Los Angeles – Bagi para penggemar Audio Visual di Indonesia, nama Tjandra
Ghozali tentunya tidak asing lagi , dari awal tahun 1980an namanya selalu menghias rubrik tehnik Audio dan
Video di Koran Sinar Harapan, lalu ke Suara Pembaruan menjelang tahun 1990an, setelah itu Ir. Tjandra Ghozali
yang jebolan universitas Trisakti jurusan Elektro itu menggeluti majalahnya, Audio Video yang bekerjasama
dengan Gramedia sampai tahun 1998.
Bisnis publikasi majalah Audio Videonya ternyata berekspansi setelah 1998 menjadi 3 , yaitu majalah Audio
Video , Audio Mobil dan Audio Pro Mag, yang terakhir ini adalah termasuk alat-alat band yang seluruhnya
bernaung dibawah bendera PT. Audiomedia Nusantara Raya. Tugasnya adalah mengestest perangkat-perangkat
Audio Visual dan menulis hasil reviewnya , semacam C-Net . Sebenarnya Pak Tjandra ini juga pernah merintis
SHM Project yang bergerak dibidang manufacture electronic , bahkan juga didunia rekaman “Sota Records”
yang khusus high end, menggunakan kaset pita metal untuk Audiophile.
Pria kelahiran Betawi 1955 ini juga mempunyai idealisme untuk menginventarisasi kebudayaan peranakan
Tionghoa Indonesia . Beliau pernah mencoba menerbitkan majalah Peranakan Tionghoa yang dinamakan
POST , namun sayangnya tidak dapat bertahan lama. Dibawah ini kita ikuti curhatnya.
Terus terang kiprah saya di audio video memang lebih banyak katimbang kiprah di sosial Tionghoa Peranakan.
Saya mulai berkiprah di bidang sosial mulai tahun 2008 – khusus untuk peranakan Tionghoa. Cita cita utamanya
menerbitkan majalah (bacaan) khusus orang Tionghoa peranakan yg sudah tidak bisa membaca huruf Tionghoa.

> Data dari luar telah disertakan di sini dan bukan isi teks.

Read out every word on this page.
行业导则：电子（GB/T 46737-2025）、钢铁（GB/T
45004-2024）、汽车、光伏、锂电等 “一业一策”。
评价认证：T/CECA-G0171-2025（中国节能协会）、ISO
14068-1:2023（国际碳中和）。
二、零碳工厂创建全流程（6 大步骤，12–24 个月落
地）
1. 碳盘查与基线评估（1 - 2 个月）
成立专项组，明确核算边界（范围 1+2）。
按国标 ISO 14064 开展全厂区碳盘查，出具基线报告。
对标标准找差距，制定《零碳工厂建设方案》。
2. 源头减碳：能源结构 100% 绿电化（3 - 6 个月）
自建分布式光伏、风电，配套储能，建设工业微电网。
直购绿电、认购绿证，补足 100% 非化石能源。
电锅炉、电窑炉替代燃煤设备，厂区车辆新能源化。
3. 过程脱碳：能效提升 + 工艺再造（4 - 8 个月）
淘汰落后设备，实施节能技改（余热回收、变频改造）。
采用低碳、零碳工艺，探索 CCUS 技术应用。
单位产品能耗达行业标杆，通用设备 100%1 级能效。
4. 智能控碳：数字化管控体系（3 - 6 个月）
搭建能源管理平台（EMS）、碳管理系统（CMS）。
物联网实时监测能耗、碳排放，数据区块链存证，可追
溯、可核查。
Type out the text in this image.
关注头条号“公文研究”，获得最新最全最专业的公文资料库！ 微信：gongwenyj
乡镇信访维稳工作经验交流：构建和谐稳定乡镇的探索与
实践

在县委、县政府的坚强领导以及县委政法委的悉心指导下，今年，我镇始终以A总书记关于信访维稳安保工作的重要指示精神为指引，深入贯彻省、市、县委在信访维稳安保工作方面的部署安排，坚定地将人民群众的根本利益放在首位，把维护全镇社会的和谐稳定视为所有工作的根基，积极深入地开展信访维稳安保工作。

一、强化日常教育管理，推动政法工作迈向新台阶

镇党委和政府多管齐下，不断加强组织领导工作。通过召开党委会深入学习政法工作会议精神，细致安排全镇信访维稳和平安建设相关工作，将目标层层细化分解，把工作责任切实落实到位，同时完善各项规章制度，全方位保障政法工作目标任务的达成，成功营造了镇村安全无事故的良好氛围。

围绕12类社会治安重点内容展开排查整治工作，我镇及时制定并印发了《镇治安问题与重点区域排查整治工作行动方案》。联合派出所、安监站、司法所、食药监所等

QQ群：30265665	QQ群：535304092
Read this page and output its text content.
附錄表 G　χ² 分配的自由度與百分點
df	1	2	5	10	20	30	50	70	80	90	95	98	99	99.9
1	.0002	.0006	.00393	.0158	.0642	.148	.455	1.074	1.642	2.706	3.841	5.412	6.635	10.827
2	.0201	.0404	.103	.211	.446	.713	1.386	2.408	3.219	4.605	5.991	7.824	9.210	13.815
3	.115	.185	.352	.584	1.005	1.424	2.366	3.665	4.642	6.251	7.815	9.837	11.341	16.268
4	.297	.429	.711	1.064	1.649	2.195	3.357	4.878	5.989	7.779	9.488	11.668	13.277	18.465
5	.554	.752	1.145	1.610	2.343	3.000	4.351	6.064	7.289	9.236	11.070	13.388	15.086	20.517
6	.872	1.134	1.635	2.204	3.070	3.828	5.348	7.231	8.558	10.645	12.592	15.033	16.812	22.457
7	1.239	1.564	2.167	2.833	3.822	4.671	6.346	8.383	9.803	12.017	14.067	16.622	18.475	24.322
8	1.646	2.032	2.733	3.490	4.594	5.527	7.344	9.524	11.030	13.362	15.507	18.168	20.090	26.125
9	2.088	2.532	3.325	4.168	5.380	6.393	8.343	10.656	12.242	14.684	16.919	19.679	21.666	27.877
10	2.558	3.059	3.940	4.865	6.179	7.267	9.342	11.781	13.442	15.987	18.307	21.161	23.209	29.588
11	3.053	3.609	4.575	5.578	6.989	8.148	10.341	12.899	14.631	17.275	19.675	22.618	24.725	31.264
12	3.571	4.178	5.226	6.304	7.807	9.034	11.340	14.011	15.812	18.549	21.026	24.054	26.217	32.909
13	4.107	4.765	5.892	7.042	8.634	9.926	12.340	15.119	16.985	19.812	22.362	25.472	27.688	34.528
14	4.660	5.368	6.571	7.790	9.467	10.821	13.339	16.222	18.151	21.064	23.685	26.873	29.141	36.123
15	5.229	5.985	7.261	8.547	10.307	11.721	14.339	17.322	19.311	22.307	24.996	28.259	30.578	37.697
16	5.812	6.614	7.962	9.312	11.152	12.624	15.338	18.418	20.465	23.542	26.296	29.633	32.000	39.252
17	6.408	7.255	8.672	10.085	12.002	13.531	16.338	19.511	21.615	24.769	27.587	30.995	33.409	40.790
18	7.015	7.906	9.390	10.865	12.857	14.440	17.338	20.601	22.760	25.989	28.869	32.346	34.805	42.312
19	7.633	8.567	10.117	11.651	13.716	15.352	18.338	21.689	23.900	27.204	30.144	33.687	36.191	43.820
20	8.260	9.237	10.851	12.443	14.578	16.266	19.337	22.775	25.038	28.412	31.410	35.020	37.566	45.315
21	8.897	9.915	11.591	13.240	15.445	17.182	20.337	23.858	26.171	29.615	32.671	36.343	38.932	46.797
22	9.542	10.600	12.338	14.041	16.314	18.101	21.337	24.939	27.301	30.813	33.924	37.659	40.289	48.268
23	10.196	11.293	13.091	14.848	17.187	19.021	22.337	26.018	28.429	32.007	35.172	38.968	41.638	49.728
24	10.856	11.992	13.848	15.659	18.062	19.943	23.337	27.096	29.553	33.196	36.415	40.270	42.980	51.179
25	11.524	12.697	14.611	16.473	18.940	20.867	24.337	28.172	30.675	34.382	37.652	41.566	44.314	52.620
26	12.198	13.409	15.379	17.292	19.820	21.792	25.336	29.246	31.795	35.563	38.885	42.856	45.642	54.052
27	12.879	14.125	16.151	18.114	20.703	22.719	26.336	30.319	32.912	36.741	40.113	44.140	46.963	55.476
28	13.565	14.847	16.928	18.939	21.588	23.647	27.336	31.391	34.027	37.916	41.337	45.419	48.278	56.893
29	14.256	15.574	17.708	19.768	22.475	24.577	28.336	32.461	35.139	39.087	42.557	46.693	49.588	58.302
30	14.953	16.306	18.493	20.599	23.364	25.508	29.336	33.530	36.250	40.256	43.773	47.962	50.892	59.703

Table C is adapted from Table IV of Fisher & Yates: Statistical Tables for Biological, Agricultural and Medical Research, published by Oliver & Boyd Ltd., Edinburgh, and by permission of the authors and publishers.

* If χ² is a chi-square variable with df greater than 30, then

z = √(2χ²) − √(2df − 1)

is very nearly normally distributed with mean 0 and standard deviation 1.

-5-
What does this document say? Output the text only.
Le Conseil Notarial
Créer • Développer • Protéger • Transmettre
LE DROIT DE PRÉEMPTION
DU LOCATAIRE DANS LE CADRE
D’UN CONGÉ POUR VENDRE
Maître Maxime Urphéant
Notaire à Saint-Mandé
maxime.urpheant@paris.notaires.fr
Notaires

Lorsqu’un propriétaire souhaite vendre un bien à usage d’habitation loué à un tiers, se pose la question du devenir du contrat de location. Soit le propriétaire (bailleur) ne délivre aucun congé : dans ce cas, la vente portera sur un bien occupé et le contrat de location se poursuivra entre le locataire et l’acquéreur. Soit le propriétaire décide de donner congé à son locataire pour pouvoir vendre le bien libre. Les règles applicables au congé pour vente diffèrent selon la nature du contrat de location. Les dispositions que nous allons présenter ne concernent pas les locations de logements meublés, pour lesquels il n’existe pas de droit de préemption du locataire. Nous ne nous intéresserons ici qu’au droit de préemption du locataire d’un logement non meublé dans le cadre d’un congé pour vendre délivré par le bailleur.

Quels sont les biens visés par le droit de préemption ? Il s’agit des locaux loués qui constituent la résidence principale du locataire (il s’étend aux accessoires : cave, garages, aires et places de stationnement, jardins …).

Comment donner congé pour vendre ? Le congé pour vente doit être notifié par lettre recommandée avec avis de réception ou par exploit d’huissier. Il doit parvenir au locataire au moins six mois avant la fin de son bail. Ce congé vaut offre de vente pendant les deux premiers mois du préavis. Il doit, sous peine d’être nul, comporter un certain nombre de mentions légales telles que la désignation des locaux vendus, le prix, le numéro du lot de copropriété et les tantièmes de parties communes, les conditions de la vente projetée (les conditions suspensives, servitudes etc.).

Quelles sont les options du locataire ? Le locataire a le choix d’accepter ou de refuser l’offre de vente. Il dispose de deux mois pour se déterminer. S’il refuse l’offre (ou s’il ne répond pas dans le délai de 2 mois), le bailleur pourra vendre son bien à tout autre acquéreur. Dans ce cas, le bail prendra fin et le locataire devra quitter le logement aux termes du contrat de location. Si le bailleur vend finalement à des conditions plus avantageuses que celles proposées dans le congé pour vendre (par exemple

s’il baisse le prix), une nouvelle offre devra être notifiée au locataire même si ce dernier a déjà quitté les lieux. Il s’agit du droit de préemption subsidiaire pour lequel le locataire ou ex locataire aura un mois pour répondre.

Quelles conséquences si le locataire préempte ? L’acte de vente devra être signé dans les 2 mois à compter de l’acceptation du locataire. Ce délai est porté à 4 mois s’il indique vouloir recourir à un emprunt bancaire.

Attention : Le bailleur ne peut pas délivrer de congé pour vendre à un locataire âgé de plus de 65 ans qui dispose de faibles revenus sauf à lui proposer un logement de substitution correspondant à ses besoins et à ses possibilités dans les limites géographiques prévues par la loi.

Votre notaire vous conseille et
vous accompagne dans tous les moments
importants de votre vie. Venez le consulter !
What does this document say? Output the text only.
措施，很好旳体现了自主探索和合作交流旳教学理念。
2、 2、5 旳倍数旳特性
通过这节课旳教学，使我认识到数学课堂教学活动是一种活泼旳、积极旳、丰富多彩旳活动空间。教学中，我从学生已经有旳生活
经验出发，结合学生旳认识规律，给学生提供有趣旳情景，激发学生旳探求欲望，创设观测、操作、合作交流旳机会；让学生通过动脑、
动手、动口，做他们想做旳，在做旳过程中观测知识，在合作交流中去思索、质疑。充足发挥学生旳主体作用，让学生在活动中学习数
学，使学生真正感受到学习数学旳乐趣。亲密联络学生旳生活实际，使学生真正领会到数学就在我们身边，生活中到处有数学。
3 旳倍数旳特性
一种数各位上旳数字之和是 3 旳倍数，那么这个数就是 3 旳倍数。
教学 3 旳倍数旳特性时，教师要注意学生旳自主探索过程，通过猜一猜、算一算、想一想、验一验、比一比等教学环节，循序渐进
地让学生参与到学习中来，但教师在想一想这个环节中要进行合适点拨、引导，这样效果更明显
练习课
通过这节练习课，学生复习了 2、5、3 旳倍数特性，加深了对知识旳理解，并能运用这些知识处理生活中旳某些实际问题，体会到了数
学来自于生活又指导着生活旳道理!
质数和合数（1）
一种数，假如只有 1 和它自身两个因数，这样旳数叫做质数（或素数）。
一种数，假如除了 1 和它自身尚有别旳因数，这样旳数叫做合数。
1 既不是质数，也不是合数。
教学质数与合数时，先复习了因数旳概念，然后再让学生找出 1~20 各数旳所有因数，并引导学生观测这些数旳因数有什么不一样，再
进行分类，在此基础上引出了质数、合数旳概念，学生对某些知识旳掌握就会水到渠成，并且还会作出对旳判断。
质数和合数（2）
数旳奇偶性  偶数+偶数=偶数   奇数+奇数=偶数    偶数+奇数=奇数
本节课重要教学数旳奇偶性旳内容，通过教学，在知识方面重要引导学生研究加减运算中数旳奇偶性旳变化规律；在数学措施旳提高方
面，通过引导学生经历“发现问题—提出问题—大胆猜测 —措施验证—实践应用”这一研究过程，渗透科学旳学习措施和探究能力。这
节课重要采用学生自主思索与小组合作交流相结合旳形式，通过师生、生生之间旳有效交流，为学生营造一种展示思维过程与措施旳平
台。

Saya bersama saudara (koko) Hernandi Ghozalli, Bernard Ghozalli menerbitkan majalah POST sebagai majalah
bacaan yg ditujukan bagi warga Tionghoa Peranakan. Majalah ini hasil kawin silang Star Weekly dan The
Saturday Evening Post – majalah Amrik yg pernah berjaya sampai tahun 1964 dan cover majalahnya masih
digemari orang hingga kini. POST adalah bacaan keluarga Tionghoa yang isinya komplet mulai dari kuliner,
cerpen, wisata, hingga teknologi yg bisa dibaca juga oleh semua warga Indonesia (macam Intisari). Namun
saking luasnya disversifikasi bidang yg digeluti sehingga para pembaca menjadi konfuse arah visi dan misi –
majalah POST ini. Majalah POST hanya bertahan delapan edisi dan tutup di tahun 2009. Idealisme saya ternyata
belum kesampaian, kilahnya.
Sebagai gantinya saya merilis milis peranakan-tionghoa@yahoogroups.com. di pertengahan 2010 yg mendapat
sambutan hangat dari para warga Tionghoa yg mencintai budaya peranakan. Milis ini bersandar pada KPTI alias
Komunitas Peranakan Tionghoa Indonesia yang saat ini sudah adakan tujuh kali pertemuan. Visi KPTI adalah
untuk melestarikan dan mengembangkan seni budaya peranakan Tionghoa. Sedang Misinya banyak antara lain
menyelenggarakan event budaya Tionghoa Peranakan seperti Bazaar Moon Cake, Festival Bakcang, ekshibisi
pakaian kebaya Encim dan sebagainya. Untuk itu oragnisasinya membuka pintu untuk berkolaborasi dengan
organisasi atau badan-badan lainnya yang berkaitan dengan aktivitas KPTI.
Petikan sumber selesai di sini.